Immortalata da tre scatti postati sulla pagina Facebook ‘Nautical North Family Adventures’, Jennifer non nasconde la sorpresa. “Guardate che cosa ho trovato mentre stavo pulendo delle finestre (e viaggiando insieme ai pesci…)”, si legge nel post. “Qualcuno che abbia come cognome Morrow là fuori conosce un George Morrow che possa aver scritto questo nel 1926?”. E commenta, in conclusione: “È l’immersione notturna più eccezionale di sempre”, con emoticon a sottolineare l’entusiasmo del momento.

Nonostante gli anni, la bottiglia in vetro ha conservato quasi intatte le parole che risultano perfettamente leggibili. Ma cosa diceva il messaggio di oltre novant’anni fa?
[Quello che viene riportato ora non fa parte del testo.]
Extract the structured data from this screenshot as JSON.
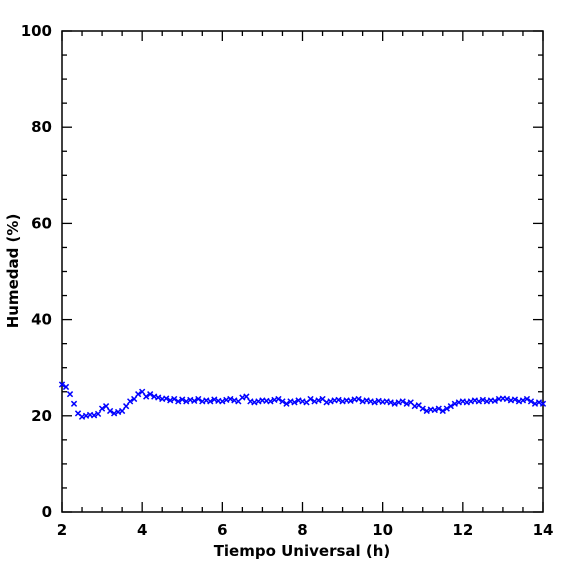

Il biglietto scritto a mano in bella calligrafia recita: “Le persona che troverà questa bottiglia restituirà il documento a George Morrow, Cheboygan – Michigan e dirà dove è stato trovato?”. Infine, la data: novembre 1926.

Dopo il ritrovamento sono iniziate le ricerche e complice anche il tam tam social la notizia si è presto diffusa sul web. Neanche una manciata di ore dopo l’appello, Michele Primeau si è messa in contatto con Jennifer Dowker riconoscendo la scrittura del padre.  Il racconto è incredibile: la donna ha riferito, infatti, che l’uomo amava lasciare per casa bigliettini e messaggi e che aveva immerso una bottiglia nel lago Huron durante un campeggio.

Così, a quasi un secolo di distanza dal quel vecchio biglietto, la storia si compie con le due protagoniste che si sono incontrate virtualmente tramite internet.